Dell'Aqua meneou a cabeça e continuou a fitar o vazio, inexpressivo. Durante o ano anterior houvera inquietantes notícias dos seus delegados na corte de Filipe da Espanha, em Madri, sobre a crescente influência dos inimigos da Companhia.

— Não é verdade, Eminência. Os espanhóis não podem vir aqui. Não pode ser verdade.

— Pode ser verdade, facilmente. Facilmente demais. — Dell'Aqua tocou a ordem papal. — Este papa pode estar morto, o nosso geral morto... até o rei da Espanha. Enquanto isso... — Pôs-se de pé e ergueu-se em toda a sua altura. — Enquanto isso nós nos prepararemos para o pior e rezaremos por ajuda, faremos o melhor que pudermos.

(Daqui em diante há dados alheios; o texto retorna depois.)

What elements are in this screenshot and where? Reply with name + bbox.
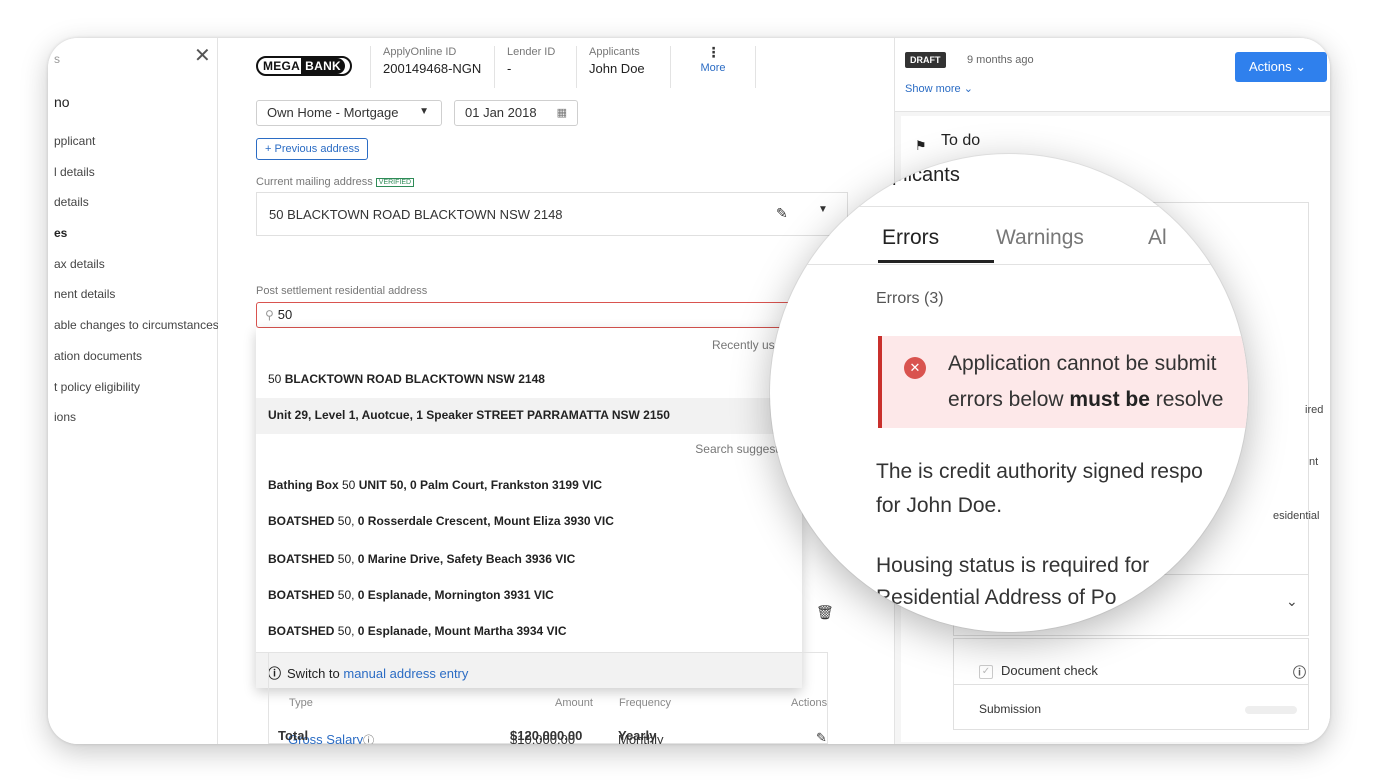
calendar-icon: ▦: [556, 107, 567, 119]
suggestion-item[interactable]: BOATSHED 50, 0 Esplanade, Mount Martha 3…: [256, 614, 802, 650]
peek-text: nt: [1309, 456, 1319, 468]
housing-status-select[interactable]: Own Home - Mortgage ▼: [256, 100, 442, 126]
draft-timestamp: 9 months ago: [967, 54, 1034, 66]
submission-item: Submission: [979, 702, 1042, 716]
tab-errors[interactable]: Errors: [882, 226, 939, 250]
sidebar-title: s: [54, 52, 60, 66]
checkbox-icon: ✓: [979, 664, 993, 679]
sidebar-item-employment-details[interactable]: nent details: [54, 287, 219, 318]
column-frequency: Frequency: [619, 697, 671, 709]
previous-address-button[interactable]: + Previous address: [256, 138, 369, 160]
error-message: Residential Address of Po: [876, 586, 1117, 609]
alert-text: Application cannot be submit: [948, 352, 1217, 375]
sidebar-item-policy-eligibility[interactable]: t policy eligibility: [54, 380, 219, 411]
salary-amount: $10,000.00: [510, 732, 576, 744]
info-icon[interactable]: ⓘ: [1293, 662, 1306, 681]
error-icon: ✕: [904, 357, 926, 379]
sidebar: s ✕ no pplicant l details details es ax …: [48, 38, 219, 744]
sidebar-item-contact-details[interactable]: details: [54, 195, 219, 226]
income-table: Type Amount Frequency Actions: [268, 652, 828, 744]
recent-address-item[interactable]: Unit 29, Level 1, Auotcue, 1 Speaker STR…: [256, 398, 802, 434]
error-alert: [878, 336, 1248, 428]
sidebar-item-declarations[interactable]: ions: [54, 410, 219, 441]
applicants-heading: plicants: [892, 164, 960, 186]
tab-all[interactable]: Al: [1148, 226, 1167, 250]
sidebar-item-addresses[interactable]: es: [54, 226, 219, 257]
magnifier-lens: plicants Errors Warnings Al ⌃ Errors (3)…: [770, 154, 1248, 632]
applicants-info: Applicants John Doe: [576, 46, 670, 88]
current-mailing-label: Current mailing address VERIFIED: [256, 176, 415, 188]
submission-progress: [1245, 706, 1297, 714]
document-check-item[interactable]: ✓ Document check: [979, 663, 1098, 679]
todo-heading: To do: [941, 132, 981, 149]
current-mailing-address: 50 BLACKTOWN ROAD BLACKTOWN NSW 2148: [256, 192, 848, 236]
peek-text: esidential: [1273, 510, 1320, 522]
flag-icon: ⚑: [915, 138, 927, 153]
active-tab-indicator: [878, 260, 994, 263]
error-message: The is credit authority signed respo: [876, 460, 1203, 483]
suggestion-item[interactable]: BOATSHED 50, 0 Rosserdale Crescent, Moun…: [256, 504, 802, 540]
suggestion-item[interactable]: BOATSHED 50, 0 Marine Drive, Safety Beac…: [256, 542, 802, 578]
pencil-icon[interactable]: ✎: [816, 730, 827, 744]
info-icon: ⓘ: [363, 735, 375, 744]
suggestion-item[interactable]: Bathing Box 50 UNIT 50, 0 Palm Court, Fr…: [256, 468, 802, 504]
verified-badge: VERIFIED: [375, 177, 415, 187]
sidebar-item-personal-details[interactable]: l details: [54, 165, 219, 196]
sidebar-item-changes-circumstances[interactable]: able changes to circumstances: [54, 318, 219, 349]
search-icon: ⚲: [265, 308, 274, 322]
app-window: s ✕ no pplicant l details details es ax …: [48, 38, 1330, 744]
more-vertical-icon: ⋮: [706, 44, 721, 60]
error-message: for John Doe.: [876, 494, 1003, 517]
megabank-logo: MEGA BANK: [256, 56, 352, 76]
sidebar-item-applicant[interactable]: pplicant: [54, 134, 219, 165]
divider: [953, 684, 1309, 685]
caret-down-icon: ▼: [419, 106, 429, 117]
suggestion-item[interactable]: BOATSHED 50, 0 Esplanade, Mornington 393…: [256, 578, 802, 614]
sidebar-nav: pplicant l details details es ax details…: [54, 134, 219, 441]
actions-button[interactable]: Actions ⌄: [1235, 52, 1327, 82]
chevron-down-icon: ⌄: [1286, 593, 1298, 609]
date-input[interactable]: 01 Jan 2018 ▦: [454, 100, 578, 126]
more-button[interactable]: ⋮ More: [670, 44, 756, 88]
peek-text: ired: [1305, 404, 1324, 416]
show-more-link[interactable]: Show more ⌄: [905, 82, 973, 95]
column-amount: Amount: [555, 697, 593, 709]
applyonline-id: ApplyOnline ID 200149468-NGN: [370, 46, 494, 88]
column-actions: Actions: [791, 697, 828, 709]
column-type: Type: [289, 697, 313, 709]
sidebar-item-tax-details[interactable]: ax details: [54, 257, 219, 288]
divider: [770, 206, 1248, 207]
trash-icon[interactable]: 🗑: [816, 604, 834, 621]
salary-frequency: Monthly: [618, 732, 664, 744]
search-suggestions-heading: Search suggestio: [695, 442, 788, 456]
draft-badge: DRAFT: [905, 52, 946, 68]
post-settlement-label: Post settlement residential address: [256, 285, 428, 297]
sidebar-subtitle: no: [54, 94, 70, 110]
status-bar: DRAFT 9 months ago Show more ⌄ Actions ⌄: [895, 38, 1330, 112]
errors-count: Errors (3): [876, 290, 944, 307]
divider: [770, 264, 1248, 265]
close-icon[interactable]: ✕: [194, 46, 211, 66]
tab-warnings[interactable]: Warnings: [996, 226, 1084, 250]
lender-id: Lender ID -: [494, 46, 576, 88]
application-header: MEGA BANK ApplyOnline ID 200149468-NGN Le…: [218, 38, 894, 92]
sidebar-item-identification-documents[interactable]: ation documents: [54, 349, 219, 380]
gross-salary-link[interactable]: Gross Salaryⓘ: [288, 732, 374, 744]
address-suggestions-dropdown: Recently used 50 BLACKTOWN ROAD BLACKTOW…: [256, 328, 802, 688]
address-search-input[interactable]: ⚲ 50: [256, 302, 816, 328]
recent-address-item[interactable]: 50 BLACKTOWN ROAD BLACKTOWN NSW 2148: [256, 362, 802, 398]
alert-text: errors below must be resolve: [948, 388, 1224, 411]
pencil-icon[interactable]: ✎: [776, 205, 788, 222]
sidebar-header: s ✕: [48, 46, 218, 72]
error-message: Housing status is required for: [876, 554, 1150, 577]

Mande o Irmão Miguel trazer Kiyama aqui imediatamente.

— Sim, Eminência. Mas Kiyama nunca esteve aqui antes. Seria pouco provável que viesse agora.

— Diga a Miguel que use quaisquer argumentos que julgar necessários, mas deve trazer Kiyama aqui antes do crepúsculo. Depois mande imediatamente a notícia sobre a guerra a Martim, para ser passada a Toranaga o mais rápido possível. Escreva você os detalhes, que quero mandar uma mensagem particular junto. Depois, mande alguém trazer Ferreira aqui.

— Sim, Eminência. Mas quanto a Kiyama, com certeza Miguel não será capaz...

— Diga a Miguel que lhe ordene vir aqui, em nome de Deus, se necessário! Somos soldados de Cristo, vamos à guerra — à guerra de Deus! Depressa!

CAPÍTULO 59

— Anjin-san?

Blackthorne ouviu seu nome no sonho. Vinha de muito longe, parecendo ecoar para sempre. — Hai? — respondeu.

Depois ouviu repetir o nome e uma mão o tocou, seus olhos se abriram e se concentraram na meia-luz do amanhecer, sua consciência fluiu de volta e ele se sentou ereto. O médico estava novamente ajoelhado ao lado da sua cama. Kiritsubo e a Senhora Ochiba erguiam-se ali perto, olhando-o atentamente. Havia cinzentos por toda parte na sala. Lanternas a óleo bruxuleavam validamente.